People watching; their lives in their faces.

 

A troupe of black musicians with southern accents and joyful, toothy grins were waiting to board the flight to Stockholm.  They wore earphones and were jigging, jerking, twitching, beating out syncopated rhythms on their knees, table and the arms of their seats.     

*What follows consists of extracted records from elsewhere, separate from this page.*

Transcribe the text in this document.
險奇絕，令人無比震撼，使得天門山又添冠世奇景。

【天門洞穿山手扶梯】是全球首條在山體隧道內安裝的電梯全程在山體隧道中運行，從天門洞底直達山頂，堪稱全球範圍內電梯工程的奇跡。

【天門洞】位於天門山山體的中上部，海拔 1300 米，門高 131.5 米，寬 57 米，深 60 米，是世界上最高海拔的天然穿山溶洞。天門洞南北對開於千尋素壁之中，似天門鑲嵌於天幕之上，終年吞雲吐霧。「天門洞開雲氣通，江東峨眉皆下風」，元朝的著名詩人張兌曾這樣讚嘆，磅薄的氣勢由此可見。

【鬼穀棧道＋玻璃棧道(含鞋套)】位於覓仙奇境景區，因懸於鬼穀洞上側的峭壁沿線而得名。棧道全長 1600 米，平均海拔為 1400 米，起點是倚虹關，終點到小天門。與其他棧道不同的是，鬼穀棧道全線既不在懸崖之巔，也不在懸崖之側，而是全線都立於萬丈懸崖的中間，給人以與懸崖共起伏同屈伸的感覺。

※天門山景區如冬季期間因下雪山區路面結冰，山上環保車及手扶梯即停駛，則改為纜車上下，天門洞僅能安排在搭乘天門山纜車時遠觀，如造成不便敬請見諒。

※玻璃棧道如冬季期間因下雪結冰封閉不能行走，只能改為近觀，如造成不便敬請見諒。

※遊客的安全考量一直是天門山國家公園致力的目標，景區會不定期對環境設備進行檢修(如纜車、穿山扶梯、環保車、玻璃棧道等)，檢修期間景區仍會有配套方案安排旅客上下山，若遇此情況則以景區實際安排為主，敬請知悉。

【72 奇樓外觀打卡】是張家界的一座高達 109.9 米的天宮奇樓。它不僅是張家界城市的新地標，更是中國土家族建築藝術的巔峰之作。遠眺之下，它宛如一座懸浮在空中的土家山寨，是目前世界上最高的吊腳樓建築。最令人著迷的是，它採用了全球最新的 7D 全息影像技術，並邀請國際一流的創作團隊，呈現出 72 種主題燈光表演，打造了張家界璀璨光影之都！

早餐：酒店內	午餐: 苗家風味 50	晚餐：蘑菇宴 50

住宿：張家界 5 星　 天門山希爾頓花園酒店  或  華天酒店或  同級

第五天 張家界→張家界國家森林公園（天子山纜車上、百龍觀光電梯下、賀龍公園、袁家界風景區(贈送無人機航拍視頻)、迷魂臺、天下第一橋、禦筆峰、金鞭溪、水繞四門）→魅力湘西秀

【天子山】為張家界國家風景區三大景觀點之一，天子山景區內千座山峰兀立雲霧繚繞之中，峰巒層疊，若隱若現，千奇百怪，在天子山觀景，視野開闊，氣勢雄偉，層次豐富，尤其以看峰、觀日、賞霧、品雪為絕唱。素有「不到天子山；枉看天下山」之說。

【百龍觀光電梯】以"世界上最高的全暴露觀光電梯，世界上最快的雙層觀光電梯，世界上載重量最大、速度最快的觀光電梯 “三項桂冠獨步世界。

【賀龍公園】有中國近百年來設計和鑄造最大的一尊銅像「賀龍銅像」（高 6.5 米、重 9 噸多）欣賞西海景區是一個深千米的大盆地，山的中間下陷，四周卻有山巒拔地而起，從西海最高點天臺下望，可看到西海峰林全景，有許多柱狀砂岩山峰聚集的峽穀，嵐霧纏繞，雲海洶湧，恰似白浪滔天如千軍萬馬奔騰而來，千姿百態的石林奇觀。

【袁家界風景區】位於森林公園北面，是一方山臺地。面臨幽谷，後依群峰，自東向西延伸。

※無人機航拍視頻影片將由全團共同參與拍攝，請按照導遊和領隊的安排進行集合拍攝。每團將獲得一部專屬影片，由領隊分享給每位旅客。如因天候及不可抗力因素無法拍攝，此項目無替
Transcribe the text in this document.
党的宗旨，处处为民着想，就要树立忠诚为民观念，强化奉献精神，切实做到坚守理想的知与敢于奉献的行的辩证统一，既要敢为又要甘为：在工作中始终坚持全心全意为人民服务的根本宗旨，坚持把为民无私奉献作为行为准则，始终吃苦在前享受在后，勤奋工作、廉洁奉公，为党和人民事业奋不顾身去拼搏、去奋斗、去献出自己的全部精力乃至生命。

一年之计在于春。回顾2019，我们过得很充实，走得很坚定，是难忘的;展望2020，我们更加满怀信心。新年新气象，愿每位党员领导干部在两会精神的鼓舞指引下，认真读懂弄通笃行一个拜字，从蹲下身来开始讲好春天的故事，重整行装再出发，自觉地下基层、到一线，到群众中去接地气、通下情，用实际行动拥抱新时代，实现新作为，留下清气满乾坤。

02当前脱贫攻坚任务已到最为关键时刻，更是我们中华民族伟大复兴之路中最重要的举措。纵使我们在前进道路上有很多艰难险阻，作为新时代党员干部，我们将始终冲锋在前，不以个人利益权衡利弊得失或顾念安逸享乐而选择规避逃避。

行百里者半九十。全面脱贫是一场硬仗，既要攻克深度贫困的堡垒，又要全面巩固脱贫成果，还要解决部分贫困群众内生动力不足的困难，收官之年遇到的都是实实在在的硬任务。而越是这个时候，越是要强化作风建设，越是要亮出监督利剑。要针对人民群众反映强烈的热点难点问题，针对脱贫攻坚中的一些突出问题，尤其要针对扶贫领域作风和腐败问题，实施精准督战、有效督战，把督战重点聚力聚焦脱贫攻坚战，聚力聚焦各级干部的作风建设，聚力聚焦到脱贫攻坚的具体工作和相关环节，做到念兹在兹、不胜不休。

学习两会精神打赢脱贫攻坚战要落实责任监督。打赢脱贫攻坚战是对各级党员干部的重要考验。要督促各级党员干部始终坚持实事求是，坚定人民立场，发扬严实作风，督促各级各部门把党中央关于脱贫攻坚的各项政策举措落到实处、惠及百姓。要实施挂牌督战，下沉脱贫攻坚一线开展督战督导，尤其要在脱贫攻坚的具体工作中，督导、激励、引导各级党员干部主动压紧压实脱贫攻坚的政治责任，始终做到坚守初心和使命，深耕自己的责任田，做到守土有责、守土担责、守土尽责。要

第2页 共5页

In the restaurant, a conclave of heavy metal rockers, long hair, serious beards, provocative shirts.  One was in a wheelchair.   

 

A Viking, his long straw-coloured hair parted in the middle and plaited, a wispy beard and dragon head tattoos on his shoulders; his face lined with cruelty. 

 

Lonely faces in repose on the Underground, their tragedies land fears etched deep into their skin.

 

Smooth, blank round eyed faces, like those of infants lost in transit, their expression a mixture of boredom, fear, and need.   

 

Buzz Aldrin, a face of wide-eyed wonder and disillusion.  ‘I’m the man who walked on the moon, damn it.  Why has my life been so tragic?’

 

The ninety-eight separate muscles under the skin of the face are controlled by twiglets of the sympathetic and parasympathetic nerves and advertise the complex nuances of our feelings.  

 

After a lifetime, the dominant emotional themes of culture and experience that has constructed the rail network of nerves is fixed in the shunting yards of our faces.